Furthermore, on average, Grange shipped 40 tapes twice a week to a storage facility 10 miles away, according to Caldwell. "Volume was a real issue," he says. And, given Grange's proximity to the storage facility, the company was concerned that in the event of a regionwide disaster, there was a chance that the backup tape storage site would be inaccessible, Caldwell adds.
So, in 2003, the insurer added a proprietary disaster recovery site in Spokane, Wash., about 230 miles from the corporate headquarters, that utilized Double-Take replication technology from NSI Software (Hoboken, N.J.). While the solution would replicate any newer open storage data (i.e., anything on the insurer's Microsoft -based [Redmond, Wash.], client/server applications), it still didn't address the tape management and storage issue for mainframe data. "Double-Take doesn't speak IBM, so we were still looking for some type of disaster recovery scenario that would eliminate the tapes," Caldwell explains. A secondary issue was the cost to store the tapes - about $1,000 a month, he notes.
So Grange continued to look at replication solutions that would solve the storage challenges and provide more immediate access to backup data. The insurer finally settled on Bus-Tech's (Burlington, Mass.) Mainframe Appliance for Storage (MAS), which was added in December 2004. The appliance translates the mainframe information into a "Windows-like" format that Double-Take then can replicate, Caldwell relates. Installation of the mainframe-attached storage device involved interfacing the Dell (Round Rock, Texas) server that acts as the appliance to the legacy mainframe at the headquarters and the disaster recovery site, a process that took about two hours, he continues.

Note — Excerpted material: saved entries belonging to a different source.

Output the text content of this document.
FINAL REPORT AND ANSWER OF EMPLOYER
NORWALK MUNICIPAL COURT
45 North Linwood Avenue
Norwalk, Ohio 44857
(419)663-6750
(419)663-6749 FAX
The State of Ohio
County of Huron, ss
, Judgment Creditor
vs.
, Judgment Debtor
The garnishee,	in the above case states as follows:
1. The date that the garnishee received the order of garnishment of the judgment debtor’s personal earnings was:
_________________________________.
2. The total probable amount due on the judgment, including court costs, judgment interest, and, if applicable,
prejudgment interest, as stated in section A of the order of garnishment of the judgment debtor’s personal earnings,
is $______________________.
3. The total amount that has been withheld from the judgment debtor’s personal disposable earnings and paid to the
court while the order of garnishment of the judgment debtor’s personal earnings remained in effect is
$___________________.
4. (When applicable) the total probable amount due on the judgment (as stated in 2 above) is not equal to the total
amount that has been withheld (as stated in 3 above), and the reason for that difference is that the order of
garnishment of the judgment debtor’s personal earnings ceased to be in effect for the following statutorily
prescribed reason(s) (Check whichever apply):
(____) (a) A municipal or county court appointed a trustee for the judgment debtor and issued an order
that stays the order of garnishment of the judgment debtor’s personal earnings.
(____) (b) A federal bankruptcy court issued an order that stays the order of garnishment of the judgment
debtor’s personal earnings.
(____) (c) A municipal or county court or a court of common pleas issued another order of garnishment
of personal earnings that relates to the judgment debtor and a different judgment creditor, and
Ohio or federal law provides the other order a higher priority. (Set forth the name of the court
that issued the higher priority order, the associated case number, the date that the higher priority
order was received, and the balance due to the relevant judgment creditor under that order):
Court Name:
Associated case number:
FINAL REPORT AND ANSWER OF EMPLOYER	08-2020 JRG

Data is transmitted to the open disk storage system housed in the MAS appliance via built-in dual gigabit Ethernet ports, and backup data is created in just two hours. Replication occurs almost immediately at the disaster recovery site, according to Caldwell. "The MAS has made a big difference to my work schedule," he says. "It's a very good solution for us."
To test the disaster recovery solution, Caldwell has disconnected the Seattle and Spokane sites and run each for a day on its own, relates Caldwell, who reports that he also tests parts of the system on a quarterly basis, all with satisfactory results.
Case Study Profile
Grange Insurance Group (Seattle; $1.5 billion in assets).
Lines Of Business
Property and casualty insurance.
Mainframe Appliance for Storage (MAS) from Bus-Tech (Burlington, Mass.) and Double-Take data replication technology from NSI Software (Hoboken, N.J.).
Eliminate complexity and cost of tape cartridge data storage while providing a viable disaster recovery solution.